Given a function [math]f:\mathbb{R}^m\rightarrow\mathbb{R}^n[/math] (I use the convention of m first because it takes it from m to n) the:

  • differential of [ilmath]f[/ilmath] at [ilmath]x[/ilmath], denoted [math]df_x[/math] or [math]Df_x[/math] which I prefer, as you often find [math]df[/math] in a fraction involving [math]dx[/math]
  • Jacobian matrix of [ilmath]f[/ilmath] at [ilmath]x[/ilmath] often denoted [math]J_{f(x)}[/math]

Are given by:

[math]Df_x:\mathbb{R}^m\rightarrow\mathbb{R}^n[/math], [math]Df_x=\begin{pmatrix} \frac{\partial f_1}{\partial x_1} & \cdots & \frac{\partial f_1}{\partial x_m} \\ \vdots & \ddots & \vdots \\ \frac{\partial f_n}{\partial x_1} & \cdots & \frac{\partial f_n}{\partial x_m} \end{pmatrix}[/math]

This is a n-by-m matrix using my convention.

How to remember which way round this matrix goes


I have trouble remembering this but it is trivial to deduce.
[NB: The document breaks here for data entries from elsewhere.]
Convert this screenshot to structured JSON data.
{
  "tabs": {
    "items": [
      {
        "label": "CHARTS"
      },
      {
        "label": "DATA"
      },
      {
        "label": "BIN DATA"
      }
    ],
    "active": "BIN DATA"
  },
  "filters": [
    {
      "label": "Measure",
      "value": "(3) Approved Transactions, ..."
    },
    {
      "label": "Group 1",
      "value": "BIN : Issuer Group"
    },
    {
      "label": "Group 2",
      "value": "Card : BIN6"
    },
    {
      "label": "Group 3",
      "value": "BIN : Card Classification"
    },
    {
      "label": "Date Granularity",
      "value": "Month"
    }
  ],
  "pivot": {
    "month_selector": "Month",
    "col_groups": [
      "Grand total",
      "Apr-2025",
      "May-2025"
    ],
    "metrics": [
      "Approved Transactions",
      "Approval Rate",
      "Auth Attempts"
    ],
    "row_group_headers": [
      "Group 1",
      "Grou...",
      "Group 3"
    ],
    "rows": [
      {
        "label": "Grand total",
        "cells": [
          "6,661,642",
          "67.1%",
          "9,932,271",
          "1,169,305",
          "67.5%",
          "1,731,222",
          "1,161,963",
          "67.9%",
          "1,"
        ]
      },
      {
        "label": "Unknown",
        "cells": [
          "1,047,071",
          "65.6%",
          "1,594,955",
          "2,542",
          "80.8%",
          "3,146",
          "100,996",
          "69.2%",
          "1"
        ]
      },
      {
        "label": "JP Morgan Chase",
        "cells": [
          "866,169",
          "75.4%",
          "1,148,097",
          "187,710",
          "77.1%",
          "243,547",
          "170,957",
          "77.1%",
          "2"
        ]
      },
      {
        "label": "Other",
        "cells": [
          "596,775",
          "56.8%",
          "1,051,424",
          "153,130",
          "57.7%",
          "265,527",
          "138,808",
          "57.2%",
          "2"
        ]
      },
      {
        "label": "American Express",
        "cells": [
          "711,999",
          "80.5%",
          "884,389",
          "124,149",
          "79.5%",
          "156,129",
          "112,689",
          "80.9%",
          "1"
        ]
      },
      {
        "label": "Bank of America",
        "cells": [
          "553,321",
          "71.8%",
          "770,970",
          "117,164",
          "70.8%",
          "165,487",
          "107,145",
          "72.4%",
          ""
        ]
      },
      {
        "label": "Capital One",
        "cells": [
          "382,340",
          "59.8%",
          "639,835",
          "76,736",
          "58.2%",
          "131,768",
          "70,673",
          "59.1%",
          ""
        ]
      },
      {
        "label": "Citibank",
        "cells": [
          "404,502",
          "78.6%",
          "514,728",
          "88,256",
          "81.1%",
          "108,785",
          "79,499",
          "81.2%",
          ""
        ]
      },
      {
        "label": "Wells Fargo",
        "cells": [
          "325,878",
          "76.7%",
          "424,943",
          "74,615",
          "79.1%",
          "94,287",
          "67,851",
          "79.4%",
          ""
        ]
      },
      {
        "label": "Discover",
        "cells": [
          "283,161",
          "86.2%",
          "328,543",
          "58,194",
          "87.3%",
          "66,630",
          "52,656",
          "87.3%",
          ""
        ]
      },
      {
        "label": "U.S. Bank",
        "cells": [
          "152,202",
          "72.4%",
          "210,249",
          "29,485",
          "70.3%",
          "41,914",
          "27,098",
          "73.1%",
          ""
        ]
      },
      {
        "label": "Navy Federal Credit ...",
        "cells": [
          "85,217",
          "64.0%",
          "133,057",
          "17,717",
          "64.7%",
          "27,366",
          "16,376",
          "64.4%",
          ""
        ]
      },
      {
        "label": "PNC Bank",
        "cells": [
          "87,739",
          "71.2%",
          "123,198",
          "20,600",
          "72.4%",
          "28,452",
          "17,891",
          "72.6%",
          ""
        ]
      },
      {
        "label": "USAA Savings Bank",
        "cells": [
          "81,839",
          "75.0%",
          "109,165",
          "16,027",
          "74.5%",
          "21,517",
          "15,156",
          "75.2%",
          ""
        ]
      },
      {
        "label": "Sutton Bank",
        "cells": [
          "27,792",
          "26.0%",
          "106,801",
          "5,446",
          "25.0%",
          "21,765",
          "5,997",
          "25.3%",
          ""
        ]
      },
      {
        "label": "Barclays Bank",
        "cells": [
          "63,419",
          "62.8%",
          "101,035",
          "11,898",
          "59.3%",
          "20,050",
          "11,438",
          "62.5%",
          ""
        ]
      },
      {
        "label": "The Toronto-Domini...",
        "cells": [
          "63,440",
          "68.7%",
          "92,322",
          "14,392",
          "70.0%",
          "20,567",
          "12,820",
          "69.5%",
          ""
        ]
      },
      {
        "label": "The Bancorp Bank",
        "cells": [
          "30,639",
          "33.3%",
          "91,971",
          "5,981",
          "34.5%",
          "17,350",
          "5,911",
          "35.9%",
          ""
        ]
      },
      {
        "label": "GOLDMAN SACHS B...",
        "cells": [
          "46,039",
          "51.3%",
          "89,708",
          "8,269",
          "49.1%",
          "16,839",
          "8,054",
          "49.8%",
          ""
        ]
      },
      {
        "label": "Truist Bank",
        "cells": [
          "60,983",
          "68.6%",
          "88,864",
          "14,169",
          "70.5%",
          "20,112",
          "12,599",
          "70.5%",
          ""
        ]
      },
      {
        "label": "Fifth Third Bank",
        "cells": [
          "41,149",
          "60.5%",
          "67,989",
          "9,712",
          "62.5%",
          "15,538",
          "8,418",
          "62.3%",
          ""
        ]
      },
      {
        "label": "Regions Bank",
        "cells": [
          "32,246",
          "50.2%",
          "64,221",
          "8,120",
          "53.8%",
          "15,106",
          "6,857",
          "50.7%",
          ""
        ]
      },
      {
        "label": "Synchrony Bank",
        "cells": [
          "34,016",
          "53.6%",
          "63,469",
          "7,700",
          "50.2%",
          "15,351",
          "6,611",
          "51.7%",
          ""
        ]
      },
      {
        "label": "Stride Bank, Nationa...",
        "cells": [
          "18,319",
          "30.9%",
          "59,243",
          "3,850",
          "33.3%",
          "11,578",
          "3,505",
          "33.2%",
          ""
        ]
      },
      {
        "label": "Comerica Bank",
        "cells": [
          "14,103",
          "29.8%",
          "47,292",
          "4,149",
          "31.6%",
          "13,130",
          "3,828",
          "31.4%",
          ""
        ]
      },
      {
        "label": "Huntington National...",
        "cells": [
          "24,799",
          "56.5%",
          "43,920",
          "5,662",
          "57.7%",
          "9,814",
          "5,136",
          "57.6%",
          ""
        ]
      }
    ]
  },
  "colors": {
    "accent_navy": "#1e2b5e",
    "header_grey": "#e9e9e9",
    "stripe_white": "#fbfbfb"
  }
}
Notice [math]f:\mathbb{R}^m\rightarrow\mathbb{R}^n[/math] this means:

(m length vector)[math]\mapsto[/math](n length vector)


So for [math]x\in \mathbb{R}^m[/math] we must have [math]Df_x x\in\mathbb{R}^n[/math] (in the matrix multiplication sense)

As we go across [math]Df_x[/math] and down [math]x[/math] when multiplying, we must have columns (the width of the matrix) = length of the vector, so it is [ilmath]m[/ilmath] across, and thus [ilmath]n[/ilmath] down.


Furthermore

[math]\begin{pmatrix} \frac{\partial f_1}{\partial x} & \frac{\partial f_1}{\partial y} & \cdots \\ \vdots & \ddots & \vdots \\ \cdots & \cdots & \cdots \end{pmatrix}\times\begin{pmatrix}x\\y\\ \vdots \end{pmatrix} [/math][math]=\begin{pmatrix} \frac{\partial f_1}{\partial x}x+\frac{\partial f_1}{\partial y}y+\cdots \\ \frac{\partial f_2}{\partial x}x+\frac{\partial f_2}{\partial y}y+\cdots \\ \vdots \end{pmatrix} [/math][math]=\begin{pmatrix} \text{change in }f_1\text{per }x\text{ times }x +\text{change in }f_1\text{per }y\text{ times }y + \cdots \\ \text{change in }f_2\text{per }x\text{ times }x +\text{change in }f_2\text{per }y\text{ times }y + \cdots \\ \vdots \end{pmatrix}[/math]

Which makes perfect dimensional sense